Defendant contends that the People failed to prove that he had constructive possession of the marihuana seized in the residence and that the verdict is therefore not supported by legally sufficient evidence and is against the weight of the evidence. The legal standards for examining these contentions are well-established (see People v Bueno, 18 NY3d 160, 169 [2011]; People v Bleakley, 69 NY2d 490, 495 [1987]; People v Byrd, 152 AD3d 984, 986 [2017]). As relevant here, "[a] person is guilty of criminal possession of marihuana in the second degree when he [or she] knowingly and unlawfully possesses . . . [the] substances containing marihuana and the . . . substances are of an aggregate weight of more than sixteen ounces" (Penal Law § 221.25). "Where, as here, the People proceed under the theory of constructive possession, the proof must establish that [a] defendant exercised dominion or control over the property or the person who actually possessed the [property]" (People v Wilson, 100 AD3d 1045, 1046 [2012] [internal quotation marks and citations omitted], lv denied 22 NY3d 998 [2013]; see Penal Law § 10.00 [8]; People v Manini, 79 NY2d 561, 573-575 [1992]; People v Leader, 27 AD3d 901, 903 [2006]). "Constructive possession of the drugs . . . at issue may be established through circumstantial proof[,] and any conflict in the evidence regarding a defendant's dominion and control over the drugs . . . in question . . . creates [an] issue[] of witness credibility, and the jury's determination in that regard must be accorded great deference" (People v Victor, 139 AD3d 1102, 1105 [2016] [internal quotation marks, brackets and citations omitted], lv denied 28 NY3d 1076 [2016]; see People v Garcia-Toro, 155 AD3d 1086, 1086-1087 [2017]).

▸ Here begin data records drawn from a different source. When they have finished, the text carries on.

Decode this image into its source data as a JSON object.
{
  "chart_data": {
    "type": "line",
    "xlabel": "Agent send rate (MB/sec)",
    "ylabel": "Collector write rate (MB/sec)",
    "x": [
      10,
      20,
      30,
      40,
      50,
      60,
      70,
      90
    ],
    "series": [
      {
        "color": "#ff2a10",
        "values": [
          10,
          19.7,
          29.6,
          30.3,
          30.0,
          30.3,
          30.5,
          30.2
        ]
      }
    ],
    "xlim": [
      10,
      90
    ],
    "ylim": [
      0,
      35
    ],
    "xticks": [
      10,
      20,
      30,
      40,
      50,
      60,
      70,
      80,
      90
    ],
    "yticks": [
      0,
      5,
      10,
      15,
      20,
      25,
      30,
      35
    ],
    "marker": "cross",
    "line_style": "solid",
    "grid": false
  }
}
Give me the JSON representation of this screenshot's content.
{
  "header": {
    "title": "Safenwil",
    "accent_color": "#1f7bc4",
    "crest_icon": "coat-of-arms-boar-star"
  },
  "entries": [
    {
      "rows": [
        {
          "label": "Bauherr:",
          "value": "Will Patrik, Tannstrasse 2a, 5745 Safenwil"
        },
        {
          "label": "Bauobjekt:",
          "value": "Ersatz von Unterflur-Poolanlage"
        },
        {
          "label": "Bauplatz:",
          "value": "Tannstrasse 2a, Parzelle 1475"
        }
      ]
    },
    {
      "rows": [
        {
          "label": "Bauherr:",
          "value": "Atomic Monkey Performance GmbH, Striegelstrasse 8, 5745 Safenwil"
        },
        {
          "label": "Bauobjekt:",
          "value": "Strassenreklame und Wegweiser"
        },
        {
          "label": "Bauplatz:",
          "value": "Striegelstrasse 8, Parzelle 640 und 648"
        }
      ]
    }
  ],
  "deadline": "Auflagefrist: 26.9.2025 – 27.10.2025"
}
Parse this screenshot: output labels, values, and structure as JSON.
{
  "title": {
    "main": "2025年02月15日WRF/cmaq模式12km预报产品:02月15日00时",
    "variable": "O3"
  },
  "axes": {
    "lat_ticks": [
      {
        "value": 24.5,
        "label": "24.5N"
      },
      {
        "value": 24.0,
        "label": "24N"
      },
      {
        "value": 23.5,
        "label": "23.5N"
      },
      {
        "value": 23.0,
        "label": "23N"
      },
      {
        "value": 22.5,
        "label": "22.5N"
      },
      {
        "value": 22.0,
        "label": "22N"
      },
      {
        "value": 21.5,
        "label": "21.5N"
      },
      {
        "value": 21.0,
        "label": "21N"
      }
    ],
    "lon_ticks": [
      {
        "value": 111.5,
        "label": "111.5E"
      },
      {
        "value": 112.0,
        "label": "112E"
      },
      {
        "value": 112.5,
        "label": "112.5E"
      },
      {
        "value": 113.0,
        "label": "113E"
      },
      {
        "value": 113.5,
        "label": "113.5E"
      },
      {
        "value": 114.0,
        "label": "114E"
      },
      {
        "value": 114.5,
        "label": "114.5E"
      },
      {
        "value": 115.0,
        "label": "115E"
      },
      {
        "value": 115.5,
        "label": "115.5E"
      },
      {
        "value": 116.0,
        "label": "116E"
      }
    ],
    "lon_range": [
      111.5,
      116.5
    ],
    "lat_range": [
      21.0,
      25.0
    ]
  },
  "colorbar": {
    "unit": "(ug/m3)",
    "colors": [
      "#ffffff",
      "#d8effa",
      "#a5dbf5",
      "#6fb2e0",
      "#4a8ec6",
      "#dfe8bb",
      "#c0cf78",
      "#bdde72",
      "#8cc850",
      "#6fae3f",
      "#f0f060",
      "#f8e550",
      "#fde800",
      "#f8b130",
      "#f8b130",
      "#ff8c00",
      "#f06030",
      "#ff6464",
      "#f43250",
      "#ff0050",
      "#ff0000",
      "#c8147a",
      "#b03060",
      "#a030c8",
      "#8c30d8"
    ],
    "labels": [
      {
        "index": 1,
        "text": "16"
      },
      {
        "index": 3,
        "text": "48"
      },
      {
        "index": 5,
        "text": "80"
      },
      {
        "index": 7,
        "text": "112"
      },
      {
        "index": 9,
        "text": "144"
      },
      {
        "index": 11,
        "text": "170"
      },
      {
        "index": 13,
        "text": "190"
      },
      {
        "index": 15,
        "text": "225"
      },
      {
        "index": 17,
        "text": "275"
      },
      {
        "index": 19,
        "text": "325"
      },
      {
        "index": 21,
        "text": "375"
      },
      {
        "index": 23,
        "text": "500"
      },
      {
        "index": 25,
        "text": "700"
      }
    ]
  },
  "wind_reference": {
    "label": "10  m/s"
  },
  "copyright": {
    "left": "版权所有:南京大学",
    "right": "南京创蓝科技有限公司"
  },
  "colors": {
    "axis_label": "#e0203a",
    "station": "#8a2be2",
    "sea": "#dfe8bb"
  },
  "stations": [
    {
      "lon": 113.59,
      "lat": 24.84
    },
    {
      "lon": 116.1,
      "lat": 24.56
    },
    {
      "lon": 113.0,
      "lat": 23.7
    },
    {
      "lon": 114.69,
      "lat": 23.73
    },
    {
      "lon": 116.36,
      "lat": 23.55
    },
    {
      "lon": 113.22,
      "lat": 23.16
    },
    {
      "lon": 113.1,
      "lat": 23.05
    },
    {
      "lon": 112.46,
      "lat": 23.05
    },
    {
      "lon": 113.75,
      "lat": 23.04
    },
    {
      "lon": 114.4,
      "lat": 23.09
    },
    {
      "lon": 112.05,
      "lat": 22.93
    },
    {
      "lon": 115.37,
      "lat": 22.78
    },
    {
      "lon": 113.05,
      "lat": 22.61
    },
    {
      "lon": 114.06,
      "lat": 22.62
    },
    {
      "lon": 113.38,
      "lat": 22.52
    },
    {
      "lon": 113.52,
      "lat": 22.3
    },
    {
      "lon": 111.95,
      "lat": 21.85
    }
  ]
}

Here, the trial testimony given by members of the City of Albany Police Department who observed defendant's involvement in the controlled drug buy and who were involved with the search of the residence, along with the physical evidence obtained from that search, establishes defendant's constructive possession of the marihuana in question. Plante's testimony established that, a few days prior to the execution of the search warrant, defendant sold marihuana to the CI during a controlled buy that was monitored by members of the City of Albany Police Department. Plante explained that, during the controlled buy, he personally observed defendant and the CI engage in a hand-to-hand exchange at the residence resulting in the CI buying marihuana. Plante described how, at the time that the residence was searched, law enforcement found defendant's personal belongings in the front bedroom of the residence, including his clothing, wallet and personal mail, as well as 8.8 ounces of marihuana in a [*3]backpack. The trial testimony further demonstrated that Joseph Palin, defendant's brother, and Sayquon Kearney, defendant's friend, occupied the two remaining bedrooms in the residence, wherein the police discovered personal effects in their respective bedrooms, as well as another 10.2 ounces of marihuana and, among other things, a bullet-proof vest in Kearney's bedroom. In addition to finding an operating surveillance camera installed in the residence's living room window, the police discovered an additional 12.2 ounces of marihuana, "baggies," two digital scales, one triple-beam scale and $95 of US currency located within a kitchen cabinet.